Anthropic's Prompt-Caching Plugin Automatically Reduces Token Costs by 90%
Key Takeaways
- ▸Automatic prompt-caching implementation reduces token costs by up to 90% through intelligent detection and caching of stable content
- ▸Multi-strategy approach handles different content types including stack traces, code files, refactoring patterns, and conversation history
- ▸Open-source plugin with MIT license and zero lock-in is compatible with leading AI coding platforms
Summary
A new open-source plugin for Anthropic's Claude API automatically implements prompt-caching to dramatically reduce token consumption and API costs. The plugin intelligently detects stable content in conversations—such as stack traces, code files, and refactoring patterns—and injects cache breakpoints to store this content server-side for five minutes, reducing cache read costs to just 10% of normal rates. The system learns from repeated file reads and conversation history, progressively compounding savings as interactions continue, with break-even cost savings occurring as early as the second turn in Claude Code sessions with Claude Sonnet.
The plugin is available as an open-source release under the MIT license and is compatible with multiple AI coding assistants including Claude Code, Cursor, Windsurf, ChatGPT, Perplexity, and other MCP-compatible clients. Installation is straightforward—single command for Claude Code or npm installation for other platforms—with no configuration files or restarts required.
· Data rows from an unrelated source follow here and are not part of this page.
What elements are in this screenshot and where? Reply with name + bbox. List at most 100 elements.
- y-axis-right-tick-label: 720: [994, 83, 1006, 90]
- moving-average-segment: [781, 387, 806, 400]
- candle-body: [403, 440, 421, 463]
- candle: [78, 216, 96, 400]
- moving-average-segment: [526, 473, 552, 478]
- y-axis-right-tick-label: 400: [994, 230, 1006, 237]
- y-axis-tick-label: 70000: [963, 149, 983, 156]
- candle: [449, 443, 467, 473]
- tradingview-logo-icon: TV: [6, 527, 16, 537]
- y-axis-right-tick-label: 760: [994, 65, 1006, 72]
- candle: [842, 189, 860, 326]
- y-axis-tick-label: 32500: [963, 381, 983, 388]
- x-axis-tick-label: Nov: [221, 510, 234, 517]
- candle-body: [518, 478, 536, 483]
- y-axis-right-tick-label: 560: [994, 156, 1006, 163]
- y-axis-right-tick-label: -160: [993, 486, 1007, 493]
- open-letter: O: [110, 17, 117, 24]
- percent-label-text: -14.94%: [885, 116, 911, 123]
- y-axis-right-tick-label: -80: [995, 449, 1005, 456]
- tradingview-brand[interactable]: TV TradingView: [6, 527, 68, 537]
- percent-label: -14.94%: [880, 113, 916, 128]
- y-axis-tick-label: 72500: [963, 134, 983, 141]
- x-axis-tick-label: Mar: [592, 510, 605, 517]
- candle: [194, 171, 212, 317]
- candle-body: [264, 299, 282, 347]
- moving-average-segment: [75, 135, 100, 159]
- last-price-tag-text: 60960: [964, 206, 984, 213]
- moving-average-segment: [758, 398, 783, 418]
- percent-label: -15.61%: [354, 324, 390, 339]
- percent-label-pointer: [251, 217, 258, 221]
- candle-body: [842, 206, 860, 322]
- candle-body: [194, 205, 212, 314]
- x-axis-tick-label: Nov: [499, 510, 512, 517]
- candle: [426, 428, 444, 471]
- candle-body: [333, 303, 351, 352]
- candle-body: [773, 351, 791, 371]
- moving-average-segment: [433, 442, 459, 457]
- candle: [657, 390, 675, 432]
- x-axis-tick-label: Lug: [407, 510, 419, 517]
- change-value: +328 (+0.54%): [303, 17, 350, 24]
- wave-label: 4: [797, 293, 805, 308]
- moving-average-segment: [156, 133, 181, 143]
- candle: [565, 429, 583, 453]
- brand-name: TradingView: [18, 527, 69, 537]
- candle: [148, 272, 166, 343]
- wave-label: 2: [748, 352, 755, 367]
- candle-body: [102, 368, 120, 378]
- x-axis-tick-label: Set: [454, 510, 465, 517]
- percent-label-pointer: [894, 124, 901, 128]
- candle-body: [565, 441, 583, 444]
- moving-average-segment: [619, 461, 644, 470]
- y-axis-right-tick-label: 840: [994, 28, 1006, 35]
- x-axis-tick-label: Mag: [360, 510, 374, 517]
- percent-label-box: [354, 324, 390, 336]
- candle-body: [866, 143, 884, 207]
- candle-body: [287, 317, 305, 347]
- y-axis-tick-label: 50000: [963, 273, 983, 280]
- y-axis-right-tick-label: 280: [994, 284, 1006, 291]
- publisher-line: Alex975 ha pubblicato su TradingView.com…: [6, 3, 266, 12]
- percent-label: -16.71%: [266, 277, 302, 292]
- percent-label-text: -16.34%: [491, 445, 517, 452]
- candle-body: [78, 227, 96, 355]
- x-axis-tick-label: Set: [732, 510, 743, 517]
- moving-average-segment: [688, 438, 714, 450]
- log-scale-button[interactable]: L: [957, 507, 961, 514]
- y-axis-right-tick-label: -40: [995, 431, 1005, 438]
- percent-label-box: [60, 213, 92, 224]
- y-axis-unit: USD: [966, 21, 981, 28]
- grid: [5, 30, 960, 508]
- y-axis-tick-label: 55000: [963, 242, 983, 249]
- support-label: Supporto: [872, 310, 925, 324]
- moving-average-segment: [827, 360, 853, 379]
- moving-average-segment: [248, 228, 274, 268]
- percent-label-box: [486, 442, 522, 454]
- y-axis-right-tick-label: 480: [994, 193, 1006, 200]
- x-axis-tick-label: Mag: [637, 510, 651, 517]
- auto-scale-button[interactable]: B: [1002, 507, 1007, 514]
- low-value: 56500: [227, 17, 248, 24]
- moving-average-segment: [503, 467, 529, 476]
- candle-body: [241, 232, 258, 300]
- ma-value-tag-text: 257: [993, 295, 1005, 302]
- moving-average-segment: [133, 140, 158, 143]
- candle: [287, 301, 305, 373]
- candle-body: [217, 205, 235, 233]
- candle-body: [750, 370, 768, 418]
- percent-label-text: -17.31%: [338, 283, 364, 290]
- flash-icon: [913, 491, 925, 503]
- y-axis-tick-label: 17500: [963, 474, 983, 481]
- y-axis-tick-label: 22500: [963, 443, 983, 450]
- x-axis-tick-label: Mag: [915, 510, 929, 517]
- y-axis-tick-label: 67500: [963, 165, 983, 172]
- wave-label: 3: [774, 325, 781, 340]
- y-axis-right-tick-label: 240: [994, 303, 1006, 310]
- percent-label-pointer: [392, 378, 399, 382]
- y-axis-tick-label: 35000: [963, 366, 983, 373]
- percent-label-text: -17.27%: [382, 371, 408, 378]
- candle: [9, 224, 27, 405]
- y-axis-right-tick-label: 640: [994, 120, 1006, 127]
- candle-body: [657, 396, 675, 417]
The tool includes cache statistics tracking and is awaiting official approval in the Claude Code plugin marketplace while available for immediate installation via GitHub.
- Break-even cost savings achieved by second conversation turn, with compounding benefits in longer sessions
Editorial Opinion
This plugin addresses a genuine pain point for developers using Claude for coding tasks—the cumulative token costs of repetitive context in multi-turn conversations. The 90% savings claim is compelling, though real-world performance will depend on conversation patterns and content stability. The open-source approach and multi-platform compatibility enhance its value proposition, though the pending marketplace approval suggests the integration pathway may still be refining.